The volume of the rock is 13.368 cubic feet.

Explanation:

The volume of the rock (
`V_(r)`), measured in gallons, is equal to the volume of the fish aquarium without the decorative rock (
`V'`) minus the volume of the fish aquarium with the decorative rock (
`V''`), both measured in gallons.

Since the water flow is at constant rate, the volume of the rock is expressed by the following equation:

`V_(r) = V' - V''`

`V_(r) = \dot V \cdot (\Delta t_(1)-\Delta t_(2))` (1)

Where:

`\dot V` - Flow rate, measured in gallons per hour.

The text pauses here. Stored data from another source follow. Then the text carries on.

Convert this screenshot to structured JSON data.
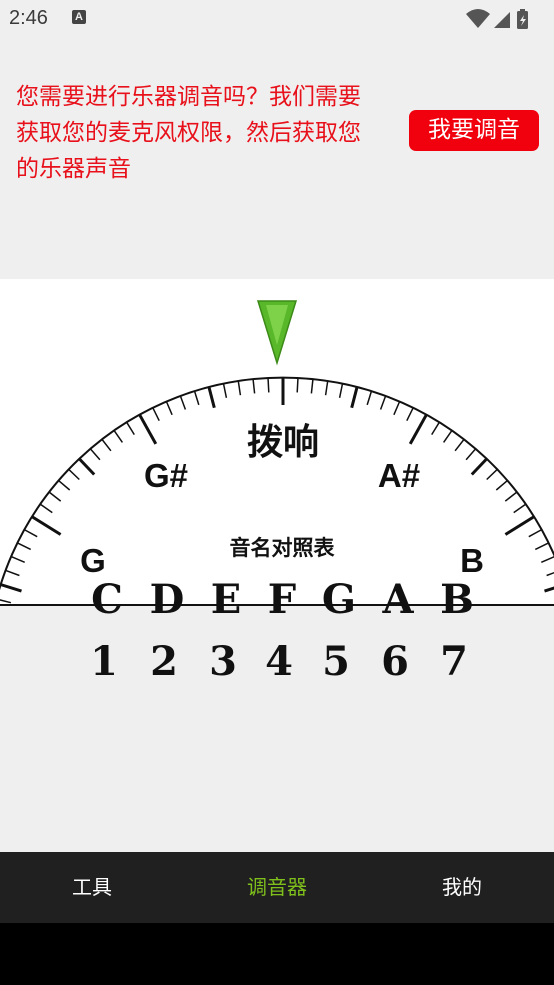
{
  "status_bar": {
    "time": "2:46",
    "notification_icon": "A",
    "icons": [
      "wifi-icon",
      "signal-icon",
      "battery-charging-icon"
    ]
  },
  "prompt": {
    "message_lines": [
      "您需要进行乐器调音吗？我们需要",
      "获取您的麦克风权限，然后获取您",
      "的乐器声音"
    ],
    "button_label": "我要调音"
  },
  "tuner": {
    "pointer_icon": "green-triangle-pointer",
    "dial_label": "拨响",
    "note_labels": {
      "left_outer": "G",
      "left_inner": "G#",
      "right_inner": "A#",
      "right_outer": "B"
    },
    "reference_title": "音名对照表",
    "note_names": [
      "C",
      "D",
      "E",
      "F",
      "G",
      "A",
      "B"
    ],
    "solfege_numbers": [
      "1",
      "2",
      "3",
      "4",
      "5",
      "6",
      "7"
    ]
  },
  "bottom_nav": {
    "items": [
      {
        "label": "工具",
        "active": false
      },
      {
        "label": "调音器",
        "active": true
      },
      {
        "label": "我的",
        "active": false
      }
    ],
    "active_color": "#7fbf1c"
  },
  "colors": {
    "prompt_text": "#e8101a",
    "button_bg": "#f1000d",
    "pointer_green": "#5fbf2a"
  }
}
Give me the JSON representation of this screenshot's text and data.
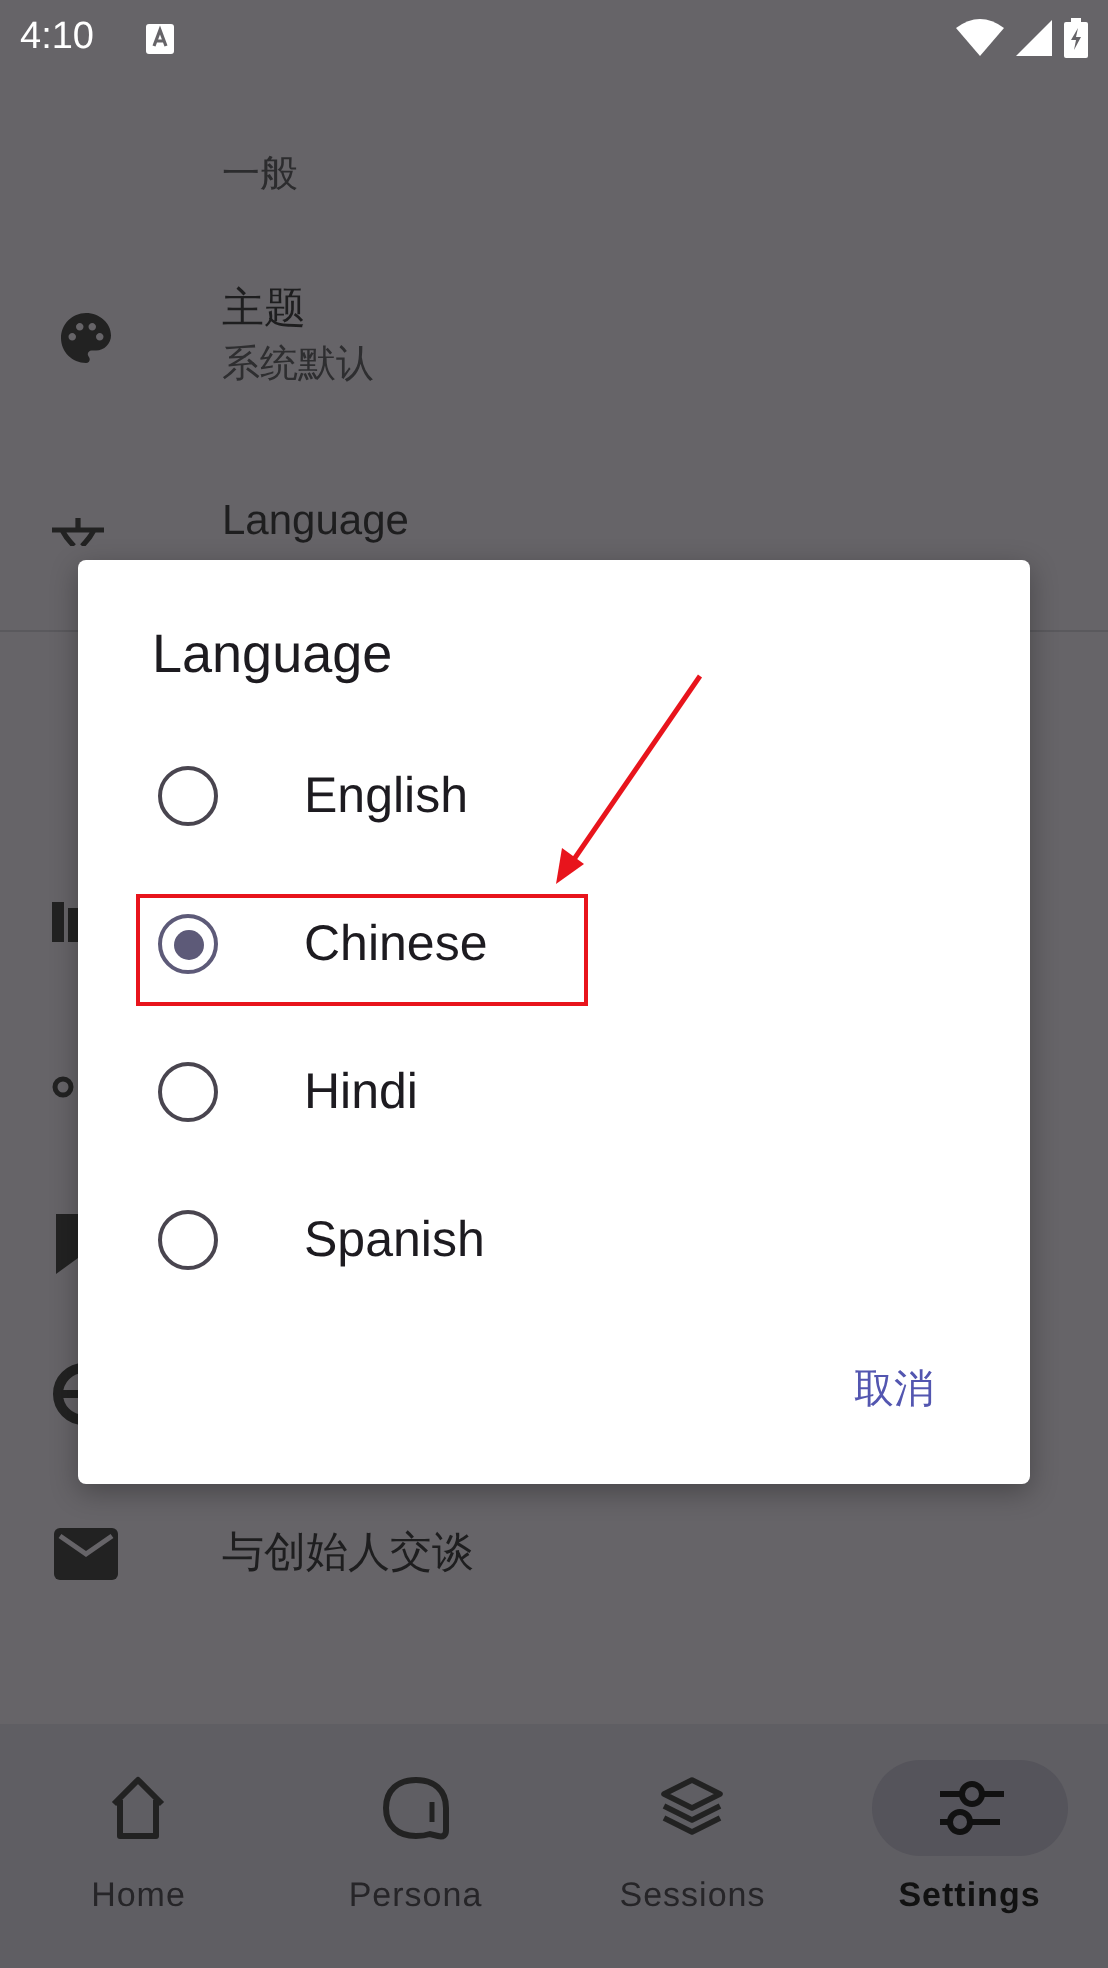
{
  "status_bar": {
    "time": "4:10"
  },
  "settings": {
    "section_header": "一般",
    "items": [
      {
        "title": "主题",
        "subtitle": "系统默认"
      },
      {
        "title": "Language"
      }
    ],
    "contact": {
      "title": "与创始人交谈"
    }
  },
  "dialog": {
    "title": "Language",
    "options": [
      {
        "label": "English",
        "selected": false
      },
      {
        "label": "Chinese",
        "selected": true
      },
      {
        "label": "Hindi",
        "selected": false
      },
      {
        "label": "Spanish",
        "selected": false
      }
    ],
    "cancel": "取消"
  },
  "nav": [
    {
      "label": "Home",
      "selected": false
    },
    {
      "label": "Persona",
      "selected": false
    },
    {
      "label": "Sessions",
      "selected": false
    },
    {
      "label": "Settings",
      "selected": true
    }
  ]
}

`\Delta t_(1)` - Filling time of the fish aquarium without the decorative rock, measured in hours.

`\Delta t_(2)` - Filling time of the fish aquarium with the decorative rock, measured in hours.

And the flow rate is:

`\dot V = (2000\,gal)/(10\,h)`

`\dot V = 200\,(gal)/(h)`

The flow rate is 200 gallons per hour.

If we know that
`\dot V = 200\,(gal)/(h)`,
`\Delta t_(1) = 10\,h` and
`\Delta t_(2) = 9.5\,h`, then the volume of the rock is:

`V_(r) = \left(200\,(gal)/(h)\right)\cdot (10\,h-9.5\,h)`

`V_(r) = 100\,gal`

`V_(r) = 13.368\,ft^(3)`

The volume of the rock is 13.368 cubic feet.